4. Kneading the Dough

Another important aspect is how you work the dough before it rises. If you've ever made a homemade pizza, you've probably heard of dough folding to reinforce the dough. Without going into specifics, it's important to know that the different folds you make on your dough serve both to make the gluten mesh more resistant and therefore, as we mentioned earlier, better able to retain carbon dioxide, and to remove all gases from the dough, thus allowing the yeast to perform a better and more active fermentation, thus ensuring the formation of air pockets.
5. Cooking The Pizza

The creation of a beautiful honeycomb structure continues even after we have shaped the dough, when it is ready for baking.
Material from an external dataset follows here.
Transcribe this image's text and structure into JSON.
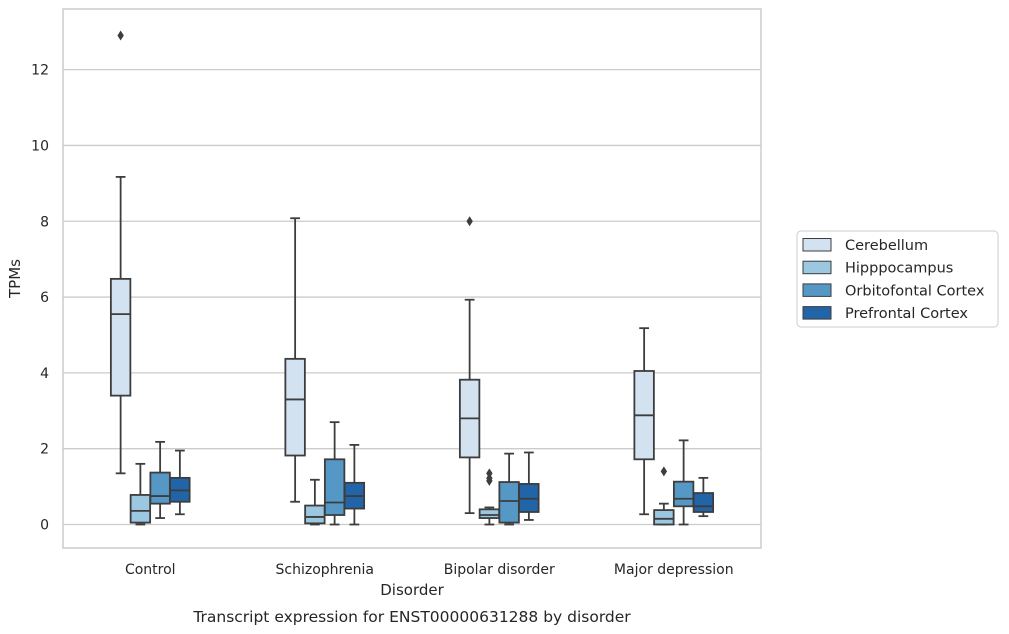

In fact, the heat of the oven – whether electric, gas or wood-fired – causes the honeycombs to develop for two reasons:
- The first is that the carbon dioxide contained within the dough will tend to escape due to the heat and, again, an elastic but stable gluten mesh will allow it to expand but not escape and therefore prevent the bubbles from breaking.
- but the carbon dioxide will also tend to escape due to the action of the water present in the dough which, passing into a gaseous state, will begin to occupy a greater volume, causing the dough to swell.
So, Does a Good Pizza Have to Have Lots of Cavities?
The answer is no. It all depends on the type of product we're eating or preparing: a classic Neapolitan pizza will have few air pockets in the crust, while a pizza a canotto will have more and larger air pockets, or a focaccia will have very small and compact air pockets. This obviously doesn't mean one product is better than another, but simply that they're different products with their own specific characteristics.